Он с укором глядел мне в лицо.
— Какая вы жестокая! — промолвил он.
Вера Фигнер действительно отказалась писать прошение о помиловании, но ей смягчили приговор как женщине. Штромберг, преклонявшийся перед несгибаемой революционеркой, последовал ее совету и прошения не написал — его повесили.

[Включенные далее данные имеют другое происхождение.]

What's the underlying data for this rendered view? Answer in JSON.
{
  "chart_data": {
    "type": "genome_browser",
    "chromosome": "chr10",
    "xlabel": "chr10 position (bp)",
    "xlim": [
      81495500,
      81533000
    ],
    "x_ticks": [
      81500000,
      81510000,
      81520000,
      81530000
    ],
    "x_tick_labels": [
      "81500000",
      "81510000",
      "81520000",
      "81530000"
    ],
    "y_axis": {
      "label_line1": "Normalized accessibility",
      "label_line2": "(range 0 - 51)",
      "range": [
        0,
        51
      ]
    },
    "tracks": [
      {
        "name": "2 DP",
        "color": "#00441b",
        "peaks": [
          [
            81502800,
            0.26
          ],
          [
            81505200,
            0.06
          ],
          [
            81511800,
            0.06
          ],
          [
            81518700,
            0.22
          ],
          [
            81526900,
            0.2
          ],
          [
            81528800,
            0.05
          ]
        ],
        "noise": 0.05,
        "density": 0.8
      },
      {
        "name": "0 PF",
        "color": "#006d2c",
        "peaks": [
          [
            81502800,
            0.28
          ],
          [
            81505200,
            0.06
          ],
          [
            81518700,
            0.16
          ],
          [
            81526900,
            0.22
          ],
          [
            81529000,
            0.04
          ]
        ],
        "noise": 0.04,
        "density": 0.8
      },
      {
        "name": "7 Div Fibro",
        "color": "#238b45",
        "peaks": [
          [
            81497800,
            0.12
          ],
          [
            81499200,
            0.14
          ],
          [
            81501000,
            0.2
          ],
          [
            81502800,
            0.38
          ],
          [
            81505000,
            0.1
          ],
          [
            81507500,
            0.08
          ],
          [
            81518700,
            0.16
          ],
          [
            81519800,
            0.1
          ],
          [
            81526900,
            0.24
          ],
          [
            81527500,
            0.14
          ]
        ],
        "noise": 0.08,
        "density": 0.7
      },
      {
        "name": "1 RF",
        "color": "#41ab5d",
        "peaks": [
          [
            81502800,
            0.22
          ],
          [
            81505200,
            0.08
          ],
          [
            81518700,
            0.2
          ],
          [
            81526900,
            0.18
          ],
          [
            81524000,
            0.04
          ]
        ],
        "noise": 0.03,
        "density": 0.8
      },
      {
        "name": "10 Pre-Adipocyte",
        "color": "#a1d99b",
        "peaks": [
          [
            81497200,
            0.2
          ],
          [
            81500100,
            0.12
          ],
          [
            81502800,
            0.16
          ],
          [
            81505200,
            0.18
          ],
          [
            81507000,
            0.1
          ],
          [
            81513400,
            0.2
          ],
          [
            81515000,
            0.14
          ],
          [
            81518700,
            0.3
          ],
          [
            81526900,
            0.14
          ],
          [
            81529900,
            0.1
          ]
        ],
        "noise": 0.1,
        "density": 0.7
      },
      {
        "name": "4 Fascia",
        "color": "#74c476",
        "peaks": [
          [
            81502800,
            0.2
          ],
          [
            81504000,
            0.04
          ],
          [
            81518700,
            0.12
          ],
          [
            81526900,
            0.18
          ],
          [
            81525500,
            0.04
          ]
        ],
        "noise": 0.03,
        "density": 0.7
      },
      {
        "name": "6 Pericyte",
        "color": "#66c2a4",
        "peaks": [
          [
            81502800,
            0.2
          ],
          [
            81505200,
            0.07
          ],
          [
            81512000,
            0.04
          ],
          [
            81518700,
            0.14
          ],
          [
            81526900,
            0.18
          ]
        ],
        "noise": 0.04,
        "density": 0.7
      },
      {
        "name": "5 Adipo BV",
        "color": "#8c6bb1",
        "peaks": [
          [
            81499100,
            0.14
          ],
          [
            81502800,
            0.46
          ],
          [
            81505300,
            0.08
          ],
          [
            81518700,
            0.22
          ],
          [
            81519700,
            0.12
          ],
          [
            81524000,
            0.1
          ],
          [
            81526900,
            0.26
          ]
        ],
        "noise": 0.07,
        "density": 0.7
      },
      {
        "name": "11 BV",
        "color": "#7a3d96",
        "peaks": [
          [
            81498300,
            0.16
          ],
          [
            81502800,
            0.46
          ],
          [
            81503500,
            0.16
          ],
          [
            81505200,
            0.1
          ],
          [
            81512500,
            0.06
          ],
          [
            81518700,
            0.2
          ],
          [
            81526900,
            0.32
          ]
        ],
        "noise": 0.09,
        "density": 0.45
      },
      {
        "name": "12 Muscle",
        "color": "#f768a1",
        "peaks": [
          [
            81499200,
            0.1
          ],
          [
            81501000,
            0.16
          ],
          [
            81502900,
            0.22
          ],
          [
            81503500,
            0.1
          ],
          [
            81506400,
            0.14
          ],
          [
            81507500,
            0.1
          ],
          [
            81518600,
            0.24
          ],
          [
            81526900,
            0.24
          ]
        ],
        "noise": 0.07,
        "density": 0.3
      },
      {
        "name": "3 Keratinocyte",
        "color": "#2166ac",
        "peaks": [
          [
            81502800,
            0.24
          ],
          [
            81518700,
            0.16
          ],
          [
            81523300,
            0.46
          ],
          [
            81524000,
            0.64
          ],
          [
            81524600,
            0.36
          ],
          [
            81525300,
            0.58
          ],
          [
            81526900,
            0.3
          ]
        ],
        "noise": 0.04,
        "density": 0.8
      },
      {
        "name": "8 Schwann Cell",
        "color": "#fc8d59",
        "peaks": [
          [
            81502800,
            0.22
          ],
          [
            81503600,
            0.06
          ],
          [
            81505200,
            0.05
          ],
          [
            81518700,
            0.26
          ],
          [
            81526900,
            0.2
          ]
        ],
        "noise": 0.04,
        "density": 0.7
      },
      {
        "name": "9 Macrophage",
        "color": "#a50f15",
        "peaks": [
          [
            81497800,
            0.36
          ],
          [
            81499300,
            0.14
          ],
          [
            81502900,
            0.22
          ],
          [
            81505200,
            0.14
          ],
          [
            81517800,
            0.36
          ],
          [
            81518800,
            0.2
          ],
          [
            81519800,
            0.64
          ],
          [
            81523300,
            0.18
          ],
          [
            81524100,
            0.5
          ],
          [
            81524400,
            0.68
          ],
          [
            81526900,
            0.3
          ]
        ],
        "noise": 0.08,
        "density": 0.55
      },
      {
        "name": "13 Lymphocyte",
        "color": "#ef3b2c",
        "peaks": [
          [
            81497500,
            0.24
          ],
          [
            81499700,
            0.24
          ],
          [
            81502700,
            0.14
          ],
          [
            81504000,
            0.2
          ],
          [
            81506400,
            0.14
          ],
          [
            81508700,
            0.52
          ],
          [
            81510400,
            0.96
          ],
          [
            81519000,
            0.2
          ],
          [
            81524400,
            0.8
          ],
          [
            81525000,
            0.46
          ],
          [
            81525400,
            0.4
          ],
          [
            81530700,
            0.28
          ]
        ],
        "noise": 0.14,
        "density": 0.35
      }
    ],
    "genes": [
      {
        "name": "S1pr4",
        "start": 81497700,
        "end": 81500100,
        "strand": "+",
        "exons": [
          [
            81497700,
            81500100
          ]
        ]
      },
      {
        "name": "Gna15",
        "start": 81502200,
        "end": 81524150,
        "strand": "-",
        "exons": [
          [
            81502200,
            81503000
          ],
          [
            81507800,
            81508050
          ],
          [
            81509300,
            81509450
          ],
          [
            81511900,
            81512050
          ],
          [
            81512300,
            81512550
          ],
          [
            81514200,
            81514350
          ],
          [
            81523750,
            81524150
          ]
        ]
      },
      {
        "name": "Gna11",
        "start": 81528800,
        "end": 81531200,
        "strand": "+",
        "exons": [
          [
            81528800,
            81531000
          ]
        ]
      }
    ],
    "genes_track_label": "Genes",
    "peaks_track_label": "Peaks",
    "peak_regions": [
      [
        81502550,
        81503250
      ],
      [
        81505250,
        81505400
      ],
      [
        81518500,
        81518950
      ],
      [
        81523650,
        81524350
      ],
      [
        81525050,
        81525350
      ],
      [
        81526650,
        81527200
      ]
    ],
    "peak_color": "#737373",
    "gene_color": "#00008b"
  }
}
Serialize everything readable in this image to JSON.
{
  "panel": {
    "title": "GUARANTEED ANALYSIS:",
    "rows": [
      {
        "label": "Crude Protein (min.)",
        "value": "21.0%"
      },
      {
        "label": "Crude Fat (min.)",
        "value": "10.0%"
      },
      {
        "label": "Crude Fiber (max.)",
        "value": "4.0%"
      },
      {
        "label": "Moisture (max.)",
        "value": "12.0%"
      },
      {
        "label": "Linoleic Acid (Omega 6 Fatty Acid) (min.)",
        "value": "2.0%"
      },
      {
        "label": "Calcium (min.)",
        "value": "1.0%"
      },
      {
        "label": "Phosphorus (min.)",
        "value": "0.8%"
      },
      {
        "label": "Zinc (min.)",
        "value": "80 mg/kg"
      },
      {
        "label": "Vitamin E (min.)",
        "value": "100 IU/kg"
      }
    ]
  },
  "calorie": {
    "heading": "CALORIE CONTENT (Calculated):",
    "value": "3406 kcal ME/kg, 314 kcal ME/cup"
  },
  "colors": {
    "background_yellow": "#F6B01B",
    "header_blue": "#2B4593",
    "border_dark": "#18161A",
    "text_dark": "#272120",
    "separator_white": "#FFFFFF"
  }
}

Через много лет — уже в 1930-е годы — Веру Фигнер, неоднократно заступавшуюся за других революционеров, которые становились жертвами репрессий, родные попросили защитить ее внучатого племянника. Она отправилась на Лубянку, а вернувшись, потребовала, чтобы при ней никогда больше не произносили его имени: на Лубянке ей дали прочитать его показания. Представить себе, как выбивают в НКВД показания, она, очевидно, не могла, и для нее человек, признавшийся в ужасных преступлениях против режима, уже не существовал. Как не существовали и «подаванцы» — те, кто в ее времена просили у царя о снисхождении.
И нет милосердия ни с одной, ни с другой стороны… Читая это, вдруг вспоминаешь слова уже приближавшегося к смерти Блока: «Пушкина убила не пуля Дантеса. Его убило отсутствие воздуха». Помилование — это глоток свежего воздуха, кто бы, за что и почему ни даровал его людям.